This treaty was engineered to concentrate the Ojibwe population in a single place, encourage them to farm through the allotment of land to individuals, and open valuable pine forests to logging. Individual band members were given scrip to be redeemed for up to 160 acres each, located within boundaries established in the treaty. Mixed blood individuals could receive scrip only if they lived within reservation boundaries, and in no case could the scrip be transferred to “any person not a member of the Chippewa tribe.” In compensation for ceding about 2,000,000 acres, the Ojibwe received $145,000, all in the form of goods and services to support education and farming, payable in various forms over a period of up to 10 years.
Over the following decades, the provisions of this treaty were abused and changed by legislation to transfer ownership of reservation lands from the control of Ojibwe people.
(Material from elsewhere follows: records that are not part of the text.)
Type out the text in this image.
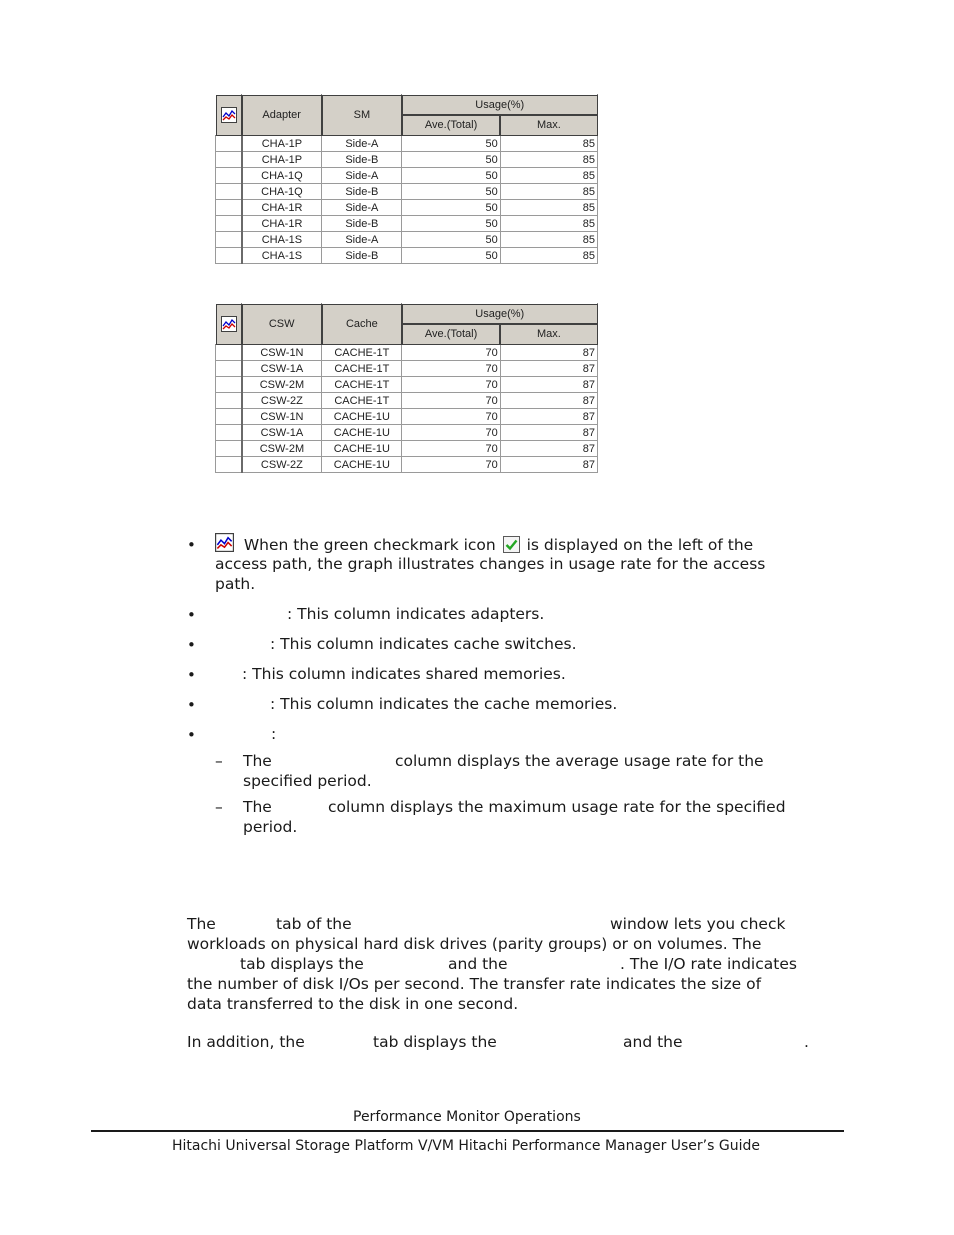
	Adapter	SM	Usage(%)	
			Ave.(Total)	Max.
	CHA-1P	Side-A	50	85
	CHA-1P	Side-B	50	85
	CHA-1Q	Side-A	50	85
	CHA-1Q	Side-B	50	85
	CHA-1R	Side-A	50	85
	CHA-1R	Side-B	50	85
	CHA-1S	Side-A	50	85
	CHA-1S	Side-B	50	85
	CSW	Cache	Usage(%)	
			Ave.(Total)	Max.
	CSW-1N	CACHE-1T	70	87
	CSW-1A	CACHE-1T	70	87
	CSW-2M	CACHE-1T	70	87
	CSW-2Z	CACHE-1T	70	87
	CSW-1N	CACHE-1U	70	87
	CSW-1A	CACHE-1U	70	87
	CSW-2M	CACHE-1U	70	87
	CSW-2Z	CACHE-1U	70	87
•	When the green checkmark icon is displayed on the left of the
access path, the graph illustrates changes in usage rate for the access
path.
•	: This column indicates adapters.
•	: This column indicates cache switches.
•	: This column indicates shared memories.
•	: This column indicates the cache memories.
•	:
– The	column displays the average usage rate for the
specified period.
– The	column displays the maximum usage rate for the specified
period.
The	tab of the	window lets you check
workloads on physical hard disk drives (parity groups) or on volumes. The
tab displays the	and the	. The I/O rate indicates
the number of disk I/Os per second. The transfer rate indicates the size of
data transferred to the disk in one second.
In addition, the	tab displays the	and the	.
Performance Monitor Operations
Hitachi Universal Storage Platform V/VM Hitachi Performance Manager User’s Guide
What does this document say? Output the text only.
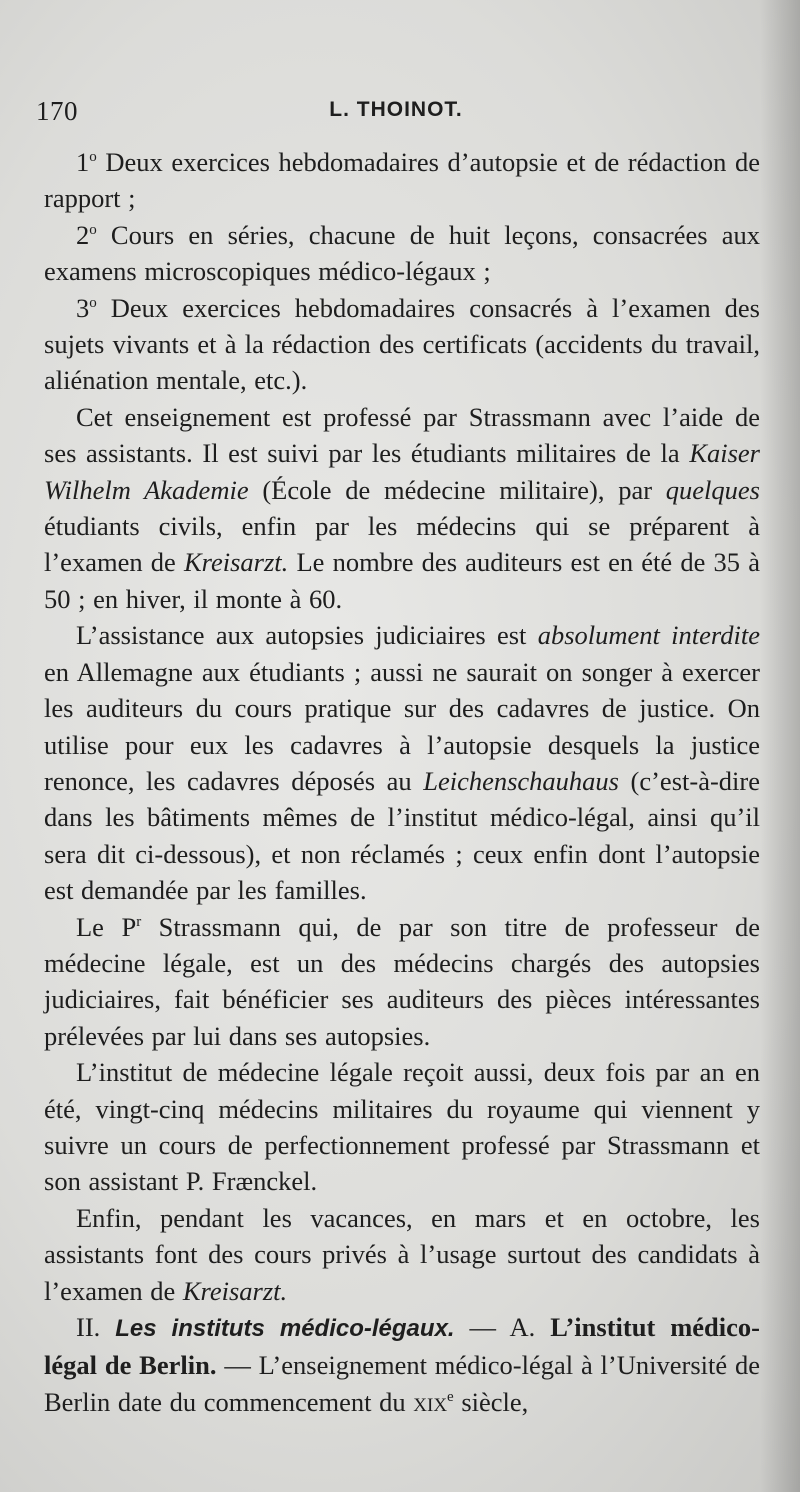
170	L. THOINOT.

1$^o$ Deux exercices hebdomadaires d’autopsie et de rédaction de rapport ;

2$^o$ Cours en séries, chacune de huit leçons, consacrées aux examens microscopiques médico-légaux ;

3$^o$ Deux exercices hebdomadaires consacrés à l’examen des sujets vivants et à la rédaction des certificats (accidents du travail, aliénation mentale, etc.).

Cet enseignement est professé par Strassmann avec l’aide de ses assistants. Il est suivi par les étudiants militaires de la Kaiser Wilhelm Akademie (École de médecine militaire), par quelques étudiants civils, enfin par les médecins qui se préparent à l’examen de Kreisarzt. Le nombre des auditeurs est en été de 35 à 50 ; en hiver, il monte à 60.

L’assistance aux autopsies judiciaires est absolument interdite en Allemagne aux étudiants ; aussi ne saurait on songer à exercer les auditeurs du cours pratique sur des cadavres de justice. On utilise pour eux les cadavres à l’autopsie desquels la justice renonce, les cadavres déposés au Leichenschauhaus (c’est-à-dire dans les bâtiments mêmes de l’institut médico-légal, ainsi qu’il sera dit ci-dessous), et non réclamés ; ceux enfin dont l’autopsie est demandée par les familles.

Le $P^r$ Strassmann qui, de par son titre de professeur de médecine légale, est un des médecins chargés des autopsies judiciaires, fait bénéficier ses auditeurs des pièces intéressantes prélevées par lui dans ses autopsies.

L’institut de médecine légale reçoit aussi, deux fois par an en été, vingt-cinq médecins militaires du royaume qui viennent y suivre un cours de perfectionnement professé par Strassmann et son assistant P. Frænckel.

Enfin, pendant les vacances, en mars et en octobre, les assistants font des cours privés à l’usage surtout des candidats à l’examen de Kreisarzt.

II. Les instituts médico-légaux. — A. L’institut médico-légal de Berlin. — L’enseignement médico-légal à l’Université de Berlin date du commencement du xix$^e$ siècle,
Through legislation such as the Dawes Act and Nelson Act, lands were made available for sale to white settlers and timber interests. The Clapp rider in the early 1900's made it legal for mixed blood band members to sell their land scrip, which led to widescale fraud in which no benefits were gained for the sale.
The importance of timber interests in engineering this treaty can be found in the presence of Joel B. Bassett at the treaty signing. Serving as the U.S. Indian agent for the Ojibwe at Crow Wing (1865-1869), Basset had been a lumber manufacturer in Minneapolis since 1850, and this treaty expanded his business. By the late 1880’s, he was convicted of fraudulently harvesting 17,000,000 feet of timber from the White Earth reservation.